I was then invited by the foundation to visit Guaria de Osa, their paradise lodge in Costa Rica which is working to protect endangered turtles. Owing to people collecting the eggs to eat, the turtles have become threatened. Guaria de Osa have set up a voluntary programme to survey the beach every night and dig up and move the eggs to a protected area. When the time comes and the baby turtles surface they are then moved to the beach and released for their long journey. It is incredible how far they travel and to think that from four years old they return every year to the same beach where they were born. Only one in every 1,000 turtles survive to adulthood. I was blessed enough to be there at the right time to help release these cute baby green turtles ready for their long adventure.
Seeing the millions of small pieces of plastic rubbish on the beach I started to fill empty plastic bottles. The volunteers seemed keen to build an environmental centre as it highlights one of the threats to the turtles who mistakenly eat the plastic.

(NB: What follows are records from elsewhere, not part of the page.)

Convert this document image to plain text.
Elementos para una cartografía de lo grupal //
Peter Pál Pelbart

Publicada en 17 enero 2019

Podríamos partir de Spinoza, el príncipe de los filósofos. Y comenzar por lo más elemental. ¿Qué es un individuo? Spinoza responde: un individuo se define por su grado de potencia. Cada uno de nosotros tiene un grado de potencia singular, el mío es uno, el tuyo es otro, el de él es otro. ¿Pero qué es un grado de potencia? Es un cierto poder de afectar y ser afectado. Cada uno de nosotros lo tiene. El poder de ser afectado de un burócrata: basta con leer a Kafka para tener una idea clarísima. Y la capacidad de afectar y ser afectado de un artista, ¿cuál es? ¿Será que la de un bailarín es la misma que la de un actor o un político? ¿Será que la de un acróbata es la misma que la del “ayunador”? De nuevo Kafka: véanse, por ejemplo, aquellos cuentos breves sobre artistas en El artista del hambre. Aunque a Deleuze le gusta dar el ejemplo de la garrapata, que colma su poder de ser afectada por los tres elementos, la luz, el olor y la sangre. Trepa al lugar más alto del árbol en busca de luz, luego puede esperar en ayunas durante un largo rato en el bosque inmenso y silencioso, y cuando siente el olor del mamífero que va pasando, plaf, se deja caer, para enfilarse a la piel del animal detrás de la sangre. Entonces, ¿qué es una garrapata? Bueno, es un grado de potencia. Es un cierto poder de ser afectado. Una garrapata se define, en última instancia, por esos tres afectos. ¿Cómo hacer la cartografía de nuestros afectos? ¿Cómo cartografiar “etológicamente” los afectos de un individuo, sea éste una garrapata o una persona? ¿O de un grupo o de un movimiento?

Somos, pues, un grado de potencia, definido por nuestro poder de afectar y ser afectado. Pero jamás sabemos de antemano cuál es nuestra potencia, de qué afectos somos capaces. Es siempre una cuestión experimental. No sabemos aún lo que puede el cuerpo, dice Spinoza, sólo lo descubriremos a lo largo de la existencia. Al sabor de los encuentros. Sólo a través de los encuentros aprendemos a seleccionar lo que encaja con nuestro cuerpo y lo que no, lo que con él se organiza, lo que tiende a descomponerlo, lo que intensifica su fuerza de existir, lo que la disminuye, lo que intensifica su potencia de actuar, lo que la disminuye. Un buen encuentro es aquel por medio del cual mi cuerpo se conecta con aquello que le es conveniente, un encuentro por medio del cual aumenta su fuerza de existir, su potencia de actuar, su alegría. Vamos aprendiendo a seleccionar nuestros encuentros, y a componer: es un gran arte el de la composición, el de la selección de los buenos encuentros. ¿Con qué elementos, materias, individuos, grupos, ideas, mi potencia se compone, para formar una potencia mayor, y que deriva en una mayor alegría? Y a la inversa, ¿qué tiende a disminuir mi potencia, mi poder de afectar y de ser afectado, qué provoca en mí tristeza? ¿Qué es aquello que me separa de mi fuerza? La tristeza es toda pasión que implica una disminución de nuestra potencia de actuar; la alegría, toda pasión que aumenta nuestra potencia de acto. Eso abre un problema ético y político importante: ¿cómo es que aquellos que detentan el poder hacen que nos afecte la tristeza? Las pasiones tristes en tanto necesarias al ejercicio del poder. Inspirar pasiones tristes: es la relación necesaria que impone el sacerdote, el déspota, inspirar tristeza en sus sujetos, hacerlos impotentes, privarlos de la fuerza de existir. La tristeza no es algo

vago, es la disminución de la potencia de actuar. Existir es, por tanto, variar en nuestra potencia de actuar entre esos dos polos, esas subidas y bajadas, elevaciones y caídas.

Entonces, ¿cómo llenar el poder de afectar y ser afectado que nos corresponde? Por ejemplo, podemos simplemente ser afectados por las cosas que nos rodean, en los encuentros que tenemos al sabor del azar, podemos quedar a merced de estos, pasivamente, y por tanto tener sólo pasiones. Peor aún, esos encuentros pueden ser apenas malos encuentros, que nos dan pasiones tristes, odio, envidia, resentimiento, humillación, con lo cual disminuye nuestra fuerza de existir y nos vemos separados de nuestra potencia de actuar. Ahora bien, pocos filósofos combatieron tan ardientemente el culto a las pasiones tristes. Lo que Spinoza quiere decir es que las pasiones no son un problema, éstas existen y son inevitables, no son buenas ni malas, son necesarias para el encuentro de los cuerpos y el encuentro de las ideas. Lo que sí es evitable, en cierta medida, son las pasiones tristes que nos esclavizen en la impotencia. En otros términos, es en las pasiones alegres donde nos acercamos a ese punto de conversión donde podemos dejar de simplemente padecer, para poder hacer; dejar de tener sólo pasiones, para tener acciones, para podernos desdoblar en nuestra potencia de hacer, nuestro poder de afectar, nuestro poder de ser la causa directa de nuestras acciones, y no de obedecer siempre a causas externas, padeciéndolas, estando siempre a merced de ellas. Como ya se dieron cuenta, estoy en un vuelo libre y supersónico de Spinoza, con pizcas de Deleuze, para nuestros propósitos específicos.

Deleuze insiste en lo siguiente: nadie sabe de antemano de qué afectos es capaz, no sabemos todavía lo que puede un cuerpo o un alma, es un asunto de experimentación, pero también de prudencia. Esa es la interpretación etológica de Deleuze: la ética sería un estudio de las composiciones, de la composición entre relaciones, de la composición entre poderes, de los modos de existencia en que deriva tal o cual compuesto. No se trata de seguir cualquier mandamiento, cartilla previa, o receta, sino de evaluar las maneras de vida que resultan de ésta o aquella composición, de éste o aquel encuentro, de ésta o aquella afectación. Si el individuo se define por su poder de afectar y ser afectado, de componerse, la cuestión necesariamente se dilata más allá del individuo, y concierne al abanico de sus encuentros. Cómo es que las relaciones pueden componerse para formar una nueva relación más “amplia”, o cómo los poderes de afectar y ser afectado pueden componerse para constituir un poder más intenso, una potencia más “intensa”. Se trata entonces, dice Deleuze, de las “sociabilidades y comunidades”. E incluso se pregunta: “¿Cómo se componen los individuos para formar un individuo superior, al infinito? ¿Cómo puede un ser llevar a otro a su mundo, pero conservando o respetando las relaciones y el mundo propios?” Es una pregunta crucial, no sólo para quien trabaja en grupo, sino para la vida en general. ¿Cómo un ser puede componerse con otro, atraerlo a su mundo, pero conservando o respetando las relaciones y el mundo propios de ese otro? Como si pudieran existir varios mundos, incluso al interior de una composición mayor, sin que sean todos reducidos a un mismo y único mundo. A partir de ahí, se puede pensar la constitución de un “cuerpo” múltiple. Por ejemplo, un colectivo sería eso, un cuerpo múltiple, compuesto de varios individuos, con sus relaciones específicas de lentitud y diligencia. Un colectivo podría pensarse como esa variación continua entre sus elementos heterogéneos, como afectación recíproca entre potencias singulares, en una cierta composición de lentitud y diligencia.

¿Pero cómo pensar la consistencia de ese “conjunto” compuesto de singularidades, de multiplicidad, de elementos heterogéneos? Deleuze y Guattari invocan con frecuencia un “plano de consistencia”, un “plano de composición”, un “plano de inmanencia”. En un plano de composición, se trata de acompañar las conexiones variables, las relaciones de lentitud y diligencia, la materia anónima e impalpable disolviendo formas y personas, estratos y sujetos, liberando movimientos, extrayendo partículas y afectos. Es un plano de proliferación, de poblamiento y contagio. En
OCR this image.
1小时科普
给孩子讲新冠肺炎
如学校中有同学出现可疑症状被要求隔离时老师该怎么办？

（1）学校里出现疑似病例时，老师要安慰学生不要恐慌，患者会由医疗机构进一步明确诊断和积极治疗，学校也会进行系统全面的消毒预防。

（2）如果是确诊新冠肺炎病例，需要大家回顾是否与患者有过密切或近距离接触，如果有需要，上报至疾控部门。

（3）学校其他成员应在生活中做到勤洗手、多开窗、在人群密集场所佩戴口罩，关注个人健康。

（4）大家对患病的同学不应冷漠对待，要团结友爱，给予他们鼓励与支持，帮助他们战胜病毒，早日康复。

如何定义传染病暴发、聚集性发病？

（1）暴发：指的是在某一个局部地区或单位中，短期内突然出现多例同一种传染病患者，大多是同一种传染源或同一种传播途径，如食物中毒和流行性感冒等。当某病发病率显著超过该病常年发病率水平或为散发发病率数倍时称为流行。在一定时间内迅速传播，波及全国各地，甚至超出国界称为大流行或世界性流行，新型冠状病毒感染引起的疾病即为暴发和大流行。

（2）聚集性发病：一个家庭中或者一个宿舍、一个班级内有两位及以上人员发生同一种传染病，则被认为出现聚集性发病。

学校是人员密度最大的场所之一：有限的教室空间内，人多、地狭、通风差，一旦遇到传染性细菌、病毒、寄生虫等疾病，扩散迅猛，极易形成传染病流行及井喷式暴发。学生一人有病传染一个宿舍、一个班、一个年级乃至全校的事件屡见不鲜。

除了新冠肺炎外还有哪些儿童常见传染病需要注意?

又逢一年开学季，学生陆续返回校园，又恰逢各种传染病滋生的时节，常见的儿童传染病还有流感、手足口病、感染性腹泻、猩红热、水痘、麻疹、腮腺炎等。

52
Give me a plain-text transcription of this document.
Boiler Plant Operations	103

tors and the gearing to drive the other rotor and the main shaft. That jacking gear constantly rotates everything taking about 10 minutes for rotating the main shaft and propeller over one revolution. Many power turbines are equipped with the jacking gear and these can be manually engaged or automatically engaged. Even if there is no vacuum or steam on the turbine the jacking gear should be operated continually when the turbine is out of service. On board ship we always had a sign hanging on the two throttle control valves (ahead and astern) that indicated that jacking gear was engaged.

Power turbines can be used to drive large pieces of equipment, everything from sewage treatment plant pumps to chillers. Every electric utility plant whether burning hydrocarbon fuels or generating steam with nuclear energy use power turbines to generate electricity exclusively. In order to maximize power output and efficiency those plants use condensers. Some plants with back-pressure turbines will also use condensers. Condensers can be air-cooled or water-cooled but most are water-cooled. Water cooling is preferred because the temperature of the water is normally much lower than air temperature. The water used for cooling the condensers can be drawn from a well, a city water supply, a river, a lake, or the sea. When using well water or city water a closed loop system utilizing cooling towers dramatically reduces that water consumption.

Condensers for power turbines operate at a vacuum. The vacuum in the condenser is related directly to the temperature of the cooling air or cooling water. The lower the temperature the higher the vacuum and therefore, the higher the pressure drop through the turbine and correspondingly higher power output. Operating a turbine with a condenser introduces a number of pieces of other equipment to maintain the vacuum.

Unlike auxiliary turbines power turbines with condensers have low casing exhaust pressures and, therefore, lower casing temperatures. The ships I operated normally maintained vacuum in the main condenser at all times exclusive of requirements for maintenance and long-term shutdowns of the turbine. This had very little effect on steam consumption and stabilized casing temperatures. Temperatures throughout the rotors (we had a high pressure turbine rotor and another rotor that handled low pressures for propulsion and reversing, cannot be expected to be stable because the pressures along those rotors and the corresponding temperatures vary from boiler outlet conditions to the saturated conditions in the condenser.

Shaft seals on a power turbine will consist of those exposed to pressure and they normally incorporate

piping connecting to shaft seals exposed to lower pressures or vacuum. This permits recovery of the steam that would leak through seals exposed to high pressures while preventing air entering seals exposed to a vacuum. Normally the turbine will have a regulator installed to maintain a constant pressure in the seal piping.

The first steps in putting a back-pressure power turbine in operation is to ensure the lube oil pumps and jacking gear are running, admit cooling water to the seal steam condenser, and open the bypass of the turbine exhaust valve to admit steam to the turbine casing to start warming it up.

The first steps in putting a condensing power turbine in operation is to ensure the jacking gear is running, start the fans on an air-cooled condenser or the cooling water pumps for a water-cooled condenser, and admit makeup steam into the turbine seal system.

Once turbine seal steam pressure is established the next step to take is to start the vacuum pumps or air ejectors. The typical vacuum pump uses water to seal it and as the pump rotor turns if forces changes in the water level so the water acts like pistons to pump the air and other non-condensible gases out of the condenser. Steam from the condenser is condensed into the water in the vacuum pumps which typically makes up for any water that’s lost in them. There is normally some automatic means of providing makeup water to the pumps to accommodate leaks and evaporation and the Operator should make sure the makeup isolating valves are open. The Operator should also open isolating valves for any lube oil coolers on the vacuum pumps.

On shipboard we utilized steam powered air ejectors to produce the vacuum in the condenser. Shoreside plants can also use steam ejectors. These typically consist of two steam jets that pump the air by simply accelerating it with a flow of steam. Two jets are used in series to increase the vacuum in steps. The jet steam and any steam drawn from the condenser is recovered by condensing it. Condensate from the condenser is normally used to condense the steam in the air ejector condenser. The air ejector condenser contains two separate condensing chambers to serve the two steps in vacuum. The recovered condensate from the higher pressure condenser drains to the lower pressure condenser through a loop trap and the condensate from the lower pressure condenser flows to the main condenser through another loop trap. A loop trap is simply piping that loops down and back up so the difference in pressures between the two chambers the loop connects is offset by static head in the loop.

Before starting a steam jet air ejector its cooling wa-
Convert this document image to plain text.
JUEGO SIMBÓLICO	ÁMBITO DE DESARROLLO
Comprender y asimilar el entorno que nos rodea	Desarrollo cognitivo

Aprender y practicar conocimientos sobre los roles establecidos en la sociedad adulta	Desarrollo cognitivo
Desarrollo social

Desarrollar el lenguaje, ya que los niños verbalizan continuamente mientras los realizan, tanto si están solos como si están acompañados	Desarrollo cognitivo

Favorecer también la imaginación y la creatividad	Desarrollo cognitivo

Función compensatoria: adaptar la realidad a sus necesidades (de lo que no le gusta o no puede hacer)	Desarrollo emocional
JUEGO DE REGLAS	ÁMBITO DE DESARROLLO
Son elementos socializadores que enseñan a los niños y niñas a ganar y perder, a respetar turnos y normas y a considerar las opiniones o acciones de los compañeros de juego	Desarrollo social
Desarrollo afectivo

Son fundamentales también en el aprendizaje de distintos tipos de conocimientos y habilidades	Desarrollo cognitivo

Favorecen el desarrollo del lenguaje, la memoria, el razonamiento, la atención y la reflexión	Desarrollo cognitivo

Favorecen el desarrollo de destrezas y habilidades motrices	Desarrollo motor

Back in the capital of Costa Rica, San Jose one of the coordinators of the Peace Centre heard I was coming and invited me to show 'Blood of the Amazon' followed by a Q and A. It was then I found out that the Ecuadorian Government have a full write-up about the film in Spanish on their Yasuni ITT website.
I also spoke to the Department of Environment about the new proposed law of Ecocide.
A great stop off and a recharge on my way to Ecuador.
As always I had taken on a huge amount of work and ended up flat out for almost the entire duration of my trip. It makes me laugh when people think I have gone on holiday.